自警団のようなものも、作っているようだし、何か悪さをしたら、女神様の天罰が直接下るという噂が立ってからはあまり深刻な問題はおきていないようだ。


クロ『おっはよう!リンはもう起きてる?』
リン『おはよう。起きてるよ。朝から元気だね』

クロは未だにカルの家に居候をしている。
お金はないままだけど、最近信者が増えた事で少しずつ収入は増えてきたらしい。

その信者は、この村の人達だ。
村の中心にある僕の家の横に教会を建てて、セラフィナイト教とかを名乗って信者を地道に増やしていったのだ。
村人は4つに分かれていて、僕が少しずつ増やしていったセラフィナイト教、すぐ会える女神としてアリア教とシリカ教、あとは今までの出身国で入っていた宗教の人達だ。

一番多いのはシリカ教徒だった。
村内でちょくちょく見る事が出来る割にあまり話す事は出来ず、その神秘さから人気が出たらしい。
アリアは普通の村民とあまり変わらない雰囲気だとかで、庶民派に好まれてるけど、最近あまりにも女神っぽくないという理由から、人気は伸び悩んでいる。
別に人気は出なくて良いし、アリアはもう停止しておきたいくらいだ。
でも、毎朝、訪問してくる人達もたくさんいるし、丸一日寝かしておいたら、病気なんじゃないかと心配になった村民が家の周りを囲ってしまったので、騒ぎにならない程度には外に出ないといけなくなっている。

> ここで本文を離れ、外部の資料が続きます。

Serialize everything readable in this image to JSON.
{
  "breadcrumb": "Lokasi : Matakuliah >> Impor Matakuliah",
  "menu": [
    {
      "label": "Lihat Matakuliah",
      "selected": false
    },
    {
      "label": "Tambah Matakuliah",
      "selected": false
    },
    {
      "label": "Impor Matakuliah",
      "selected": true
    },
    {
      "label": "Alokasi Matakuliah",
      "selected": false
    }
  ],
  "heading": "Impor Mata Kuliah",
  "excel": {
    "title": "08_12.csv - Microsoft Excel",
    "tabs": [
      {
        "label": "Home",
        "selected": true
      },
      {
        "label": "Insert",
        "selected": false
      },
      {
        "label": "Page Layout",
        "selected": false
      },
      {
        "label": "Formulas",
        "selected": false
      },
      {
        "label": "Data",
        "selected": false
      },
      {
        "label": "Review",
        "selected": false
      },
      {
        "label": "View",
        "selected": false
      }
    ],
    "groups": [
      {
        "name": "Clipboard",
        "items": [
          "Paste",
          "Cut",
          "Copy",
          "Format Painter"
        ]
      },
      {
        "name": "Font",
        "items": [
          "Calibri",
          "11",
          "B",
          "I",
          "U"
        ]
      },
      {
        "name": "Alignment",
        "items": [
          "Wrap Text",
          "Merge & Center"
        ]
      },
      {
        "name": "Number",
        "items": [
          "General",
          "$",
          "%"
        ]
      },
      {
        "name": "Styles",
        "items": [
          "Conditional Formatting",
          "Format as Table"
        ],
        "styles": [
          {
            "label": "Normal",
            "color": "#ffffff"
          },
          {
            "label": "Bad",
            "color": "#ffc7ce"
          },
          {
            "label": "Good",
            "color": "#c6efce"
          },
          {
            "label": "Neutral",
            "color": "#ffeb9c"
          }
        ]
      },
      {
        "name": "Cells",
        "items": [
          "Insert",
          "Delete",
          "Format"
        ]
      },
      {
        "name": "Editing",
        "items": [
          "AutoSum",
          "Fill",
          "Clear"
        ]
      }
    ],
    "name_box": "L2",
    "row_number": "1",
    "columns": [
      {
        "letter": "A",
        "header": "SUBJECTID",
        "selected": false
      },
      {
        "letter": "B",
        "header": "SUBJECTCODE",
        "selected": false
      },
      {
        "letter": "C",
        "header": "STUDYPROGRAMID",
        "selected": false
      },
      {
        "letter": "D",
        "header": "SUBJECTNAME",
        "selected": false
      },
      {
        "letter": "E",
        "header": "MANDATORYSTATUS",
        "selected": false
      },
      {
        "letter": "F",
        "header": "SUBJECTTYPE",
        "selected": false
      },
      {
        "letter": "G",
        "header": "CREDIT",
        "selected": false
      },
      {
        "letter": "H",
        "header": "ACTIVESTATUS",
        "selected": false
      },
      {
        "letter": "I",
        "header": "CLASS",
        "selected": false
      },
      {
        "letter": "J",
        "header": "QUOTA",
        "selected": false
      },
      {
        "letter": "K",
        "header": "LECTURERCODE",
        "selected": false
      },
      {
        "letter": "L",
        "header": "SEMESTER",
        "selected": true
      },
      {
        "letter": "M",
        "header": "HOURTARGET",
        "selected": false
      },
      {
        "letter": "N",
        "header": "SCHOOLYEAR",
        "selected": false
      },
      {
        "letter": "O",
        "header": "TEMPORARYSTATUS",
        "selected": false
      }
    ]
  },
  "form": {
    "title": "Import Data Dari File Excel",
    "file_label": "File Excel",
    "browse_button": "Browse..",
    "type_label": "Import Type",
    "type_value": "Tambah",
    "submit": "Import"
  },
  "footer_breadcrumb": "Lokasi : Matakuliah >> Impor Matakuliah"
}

リン『一番少ないクロ教徒を増やして、お金がそっちに入るようにしてあげたいけど、目の前に本物がいるからねぇ。なかなか増えないよ』
クロ『くすん。いいもん、少ない信者を大切にするんだい』
リン『ところで、フォルクヴァルツの担当から外されたって本当?』
クロ『ホント、ホント。いやあ、急だったからびっくりしちゃったよ~。でも、こっちから辞めたいって言うところだったから、丁度良かったよ』
リン『負け惜しみ、じゃなくて?』
クロ『ホントだって!その代わりにね、なんと!起業したんだ、わたし!』

起業?なんだそれ?

クロ『クロの何でも実験場って会社。神や女神達がそっちの世界で色んなことをやって、わたし達の世界で上手くいくか試しているでしょう?それを、わたしとカルが代わりにやってあげるのよ』
リン『嫌な予感しかしないんだけど』
クロ『察しがいいねえ。リン!お願いがあるの!』
リン『ヤダ』
クロ『そんなあ!ちょっとだけ!ちょっとだけでいいから、そこの村民を貸してくれない?怪我させないし、お給料もはずむからさ~』

やっぱり。
ここにいる村人を使って、実験する気だよ。

クロ『有志を募って、やりたいって人だけでいいからさ!それならいいでしょ?』
リン『ベニトアイトみたいなことをするんじゃないよね』
クロ『しないしない!ちょっと、効果が不明な魔法とかを試してみたりするだけだから』
リン『やっぱりダメ!失敗した未来しか見えて来ないし!』
クロ『ええー!いいじゃーん。ケチ~』

せっかく安心して暮らせる村になってきたのに、クロの実験場になんかさせられないよ。

それに、実験なら僕がした方が面白いしね。
新しい事をするなら、まず僕がこの箱庭で試さないと。